Currently, the legislation is specific to research funded by the National Institutes of Health. However, as the OPN article describes, researchers from many scientific disciplines, along with scholarly publishers, are concerned about establishing a precedent for government mandates that could affect the quality, funding and economics of scientific research and communication. On the other hand, many librarians and patient advocates are supportive of the bill, citing the growing cost of subscriptions and patients’ right to access publicly funded research.
At another session, I learned about scitopia, a federated vertical search engine that was recently developed by 15 leading scientific and technical societies (including OSA). These societies came together to design a search that provides direct access to peer-reviewed journal content and technical conference papers—without the noise of other Internet search engines.
More than three million documents spanning 150 years of scientific and technological communication can be searched through the site, which always turns up the “version of record.” The site is openly available to the public, although most of the scientific content is not free.

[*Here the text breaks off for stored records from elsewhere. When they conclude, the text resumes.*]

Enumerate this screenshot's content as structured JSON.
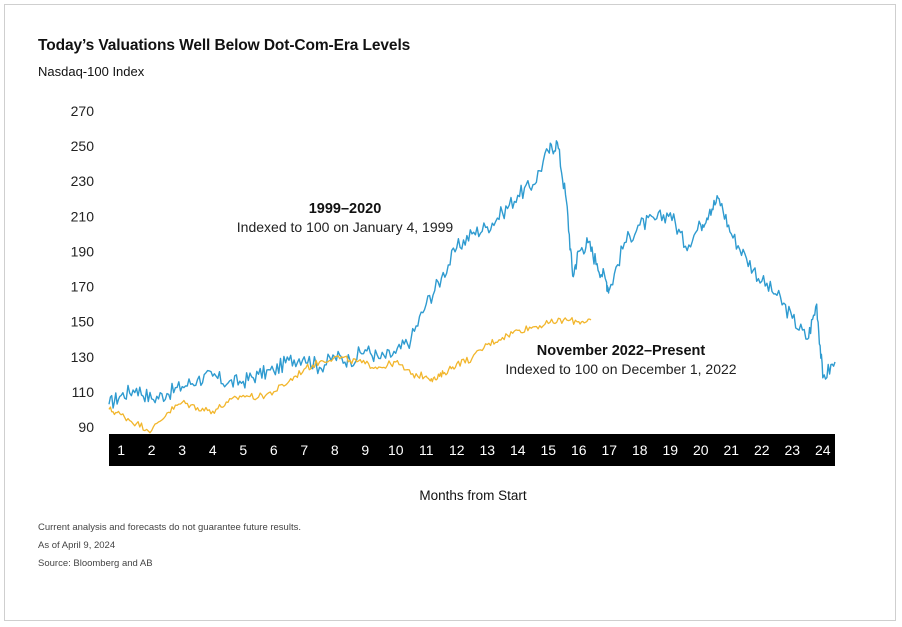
{
  "chart_data": {
    "type": "line",
    "title": "Today’s Valuations Well Below Dot-Com-Era Levels",
    "subtitle": "Nasdaq-100 Index",
    "xlabel": "Months from Start",
    "ylabel": "",
    "yticks": [
      90,
      110,
      130,
      150,
      170,
      190,
      210,
      230,
      250,
      270
    ],
    "ylim": [
      90,
      270
    ],
    "xlim": [
      0.6,
      24.4
    ],
    "months": [
      "1",
      "2",
      "3",
      "4",
      "5",
      "6",
      "7",
      "8",
      "9",
      "10",
      "11",
      "12",
      "13",
      "14",
      "15",
      "16",
      "17",
      "18",
      "19",
      "20",
      "21",
      "22",
      "23",
      "24"
    ],
    "series": [
      {
        "name": "1999–2020",
        "color": "#2f9bd0",
        "x": [
          0.6,
          1,
          1.5,
          2,
          2.5,
          3,
          3.5,
          4,
          4.5,
          5,
          5.5,
          6,
          6.5,
          7,
          7.5,
          8,
          8.5,
          9,
          9.5,
          10,
          10.5,
          11,
          11.5,
          12,
          12.5,
          13,
          13.5,
          14,
          14.5,
          15,
          15.3,
          15.6,
          15.8,
          16,
          16.3,
          16.6,
          16.9,
          17,
          17.5,
          18,
          18.5,
          19,
          19.5,
          20,
          20.3,
          20.6,
          21,
          21.5,
          22,
          22.5,
          23,
          23.5,
          23.8,
          24,
          24.4
        ],
        "y": [
          103,
          108,
          112,
          106,
          109,
          113,
          117,
          119,
          115,
          116,
          120,
          122,
          128,
          130,
          124,
          130,
          128,
          134,
          129,
          132,
          140,
          160,
          175,
          192,
          200,
          204,
          212,
          222,
          228,
          247,
          252,
          218,
          176,
          190,
          195,
          183,
          173,
          168,
          195,
          205,
          208,
          212,
          193,
          205,
          214,
          220,
          200,
          186,
          173,
          165,
          152,
          140,
          160,
          118,
          127
        ]
      },
      {
        "name": "November 2022–Present",
        "color": "#f2b62c",
        "x": [
          0.6,
          1,
          1.5,
          2,
          2.5,
          3,
          3.5,
          4,
          4.5,
          5,
          5.5,
          6,
          6.5,
          7,
          7.5,
          8,
          8.5,
          9,
          9.5,
          10,
          10.5,
          11,
          11.3,
          11.6,
          12,
          12.5,
          13,
          13.5,
          14,
          14.5,
          15,
          15.5,
          16,
          16.4
        ],
        "y": [
          100,
          97,
          92,
          88,
          98,
          104,
          101,
          99,
          104,
          108,
          107,
          110,
          116,
          123,
          127,
          130,
          128,
          126,
          124,
          127,
          120,
          119,
          117,
          121,
          126,
          129,
          137,
          141,
          145,
          147,
          149,
          151,
          150,
          151
        ]
      }
    ],
    "annotations": {
      "a1_title": "1999–2020",
      "a1_text": "Indexed to 100 on January 4, 1999",
      "a2_title": "November 2022–Present",
      "a2_text": "Indexed to 100 on December 1, 2022"
    },
    "grid": false,
    "legend": "none"
  },
  "footnotes": {
    "line1": "Current analysis and forecasts do not guarantee future results.",
    "line2": "As of April 9, 2024",
    "line3": "Source: Bloomberg and AB"
  }
}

Partners in the project include the Acoustical Society of America, the American Geophysical Union, the American Institute for Aeronautics and Astronautics, the American Institute of Physics, the American Physical Society, the American Society of Civil Engineers, the American Society of Mechanical Engineers, the American Vacuum Society, the Electrochemical Society, IEEE, the Institute of Physics Publishing, the Optical Society of America, SPIE, the Society of Automotive Engineers and the Society for Industrial and Applied Mathematics. Other organizations will be invited to join as the project progresses.
I also attended an interesting session on journal citations and impact factors, where I learned that Thomson Scientific is interested in pursuing new measures for evaluating journals. In addition to its well-known impact factor, which gauges how highly cited a publication is, Thomson is looking into metrics that can track usage data (downloads, etc.) and the extent to which scholars are publishing in certain journals.